Timo Viljakainen’s book of photographs is a testament to the inner world of the artist and a celebration of the international animation community.
“When a person closes his eyes,” writes Finnish photographer Timo Viljakainen in the introduction to his new book, “he breaks the connection with the viewer. He retreats into himself: with his eyes closed, it is easier for him to think, dream or reminisce. Seeing a photograph of such a person, you wonder what he is thinking about, and you look for the answer…”
Since the early 1990s, Viljakainen has been taking pictures of animators. Some are in their studios, others are in nature. Still others have been captured in and around the festivals – Utrecht, Baden, Annecy, Ottawa, Turku – where Viljakainen got to know many of his subjects and did the bulk of his work. All of them are photographed with their eyes closed.

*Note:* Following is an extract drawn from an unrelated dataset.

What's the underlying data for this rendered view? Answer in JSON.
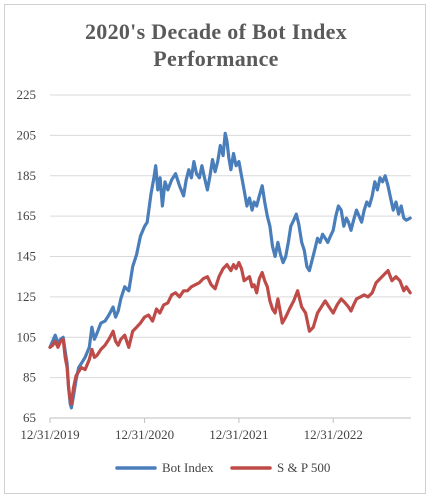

It’s a surprising, and perhaps eccentric, organizing principle for a collection of artist portraits; yet, as Viljakainen observes, the idea isn’t new. Subjects with their eyes closed comprised a significant component of surrealist iconography. For the writer and poet André Breton, one of the founders of surrealism, elimination of the senses “meant turning one’s gaze inwards, towards the subconscious and towards dream images.” Likewise, the renowned twentieth-century photographer Henri Cartier-Bresson, took many photos of people with their eyes closed, always including contextual elements that appeared to reflect his subjects’ inner worlds.
Viljakainen’s work – with its careful, yet unfussy composition, evocative settings, and eye for the telling detail – seems very much in this tradition. He has an affinity for textured backgrounds – walls, doors, sculpture, stairs – and the frame often includes unidentified passersby, or a scene glimpsed through a window or other aperture. While the filmmakers and producers and festival directors are clearly the focus of the photographs, they’re not the whole story.
For those familiar with the world of international animation, the pleasures go beyond the purely aesthetic. Many of Viljakainen’s subjects are celebrities in this rarefied milieu, and the inclusion of such legendary figures as Frédéric Back (The Man Who Planted Trees), the Quay Brothers (Street of Crocodiles), Marv Newland (Bambi Meets Godzilla), Ruth Lingford (Death and the Mother), Bill Plympton (Your Face), and Chris “The Animation Pimp” Robinson provides an extra bit of glamor (if that’s the right word) and the fun of recognition.
The volume, which includes some 70 photos, concludes with a brief essay by critic Heikki Jokinen, who has been a member of the selection committees and juries of many leading animation festivals around the world, and has served as vice president of ASIFA, the International Animated Film Association. Titled “The Realm of Infinite Freedom,” it offers a thoughtful overview of the art and craft of animation and is an apt coda to the purely visual presentation that preceded it.
Prior to being collected and published in book form, Viljakainen’s portraits were exhibited at a number of festivals, beginning with the Holland Animation Film Festival in Utrecht in the autumn of 1996. In many ways, these events, which offer animators a respite from their lonely labors and provide them with a true sense of community, were the perfect venue to display Viljakainen’s art.
However, with the publication of Behind the Eyes the World, this unique body of work has now been made available to everyone, which is cause for celebration. Hopefully, for those who have never had the opportunity to see Viljakainen’s photographs before, it will be an eye-opening experience.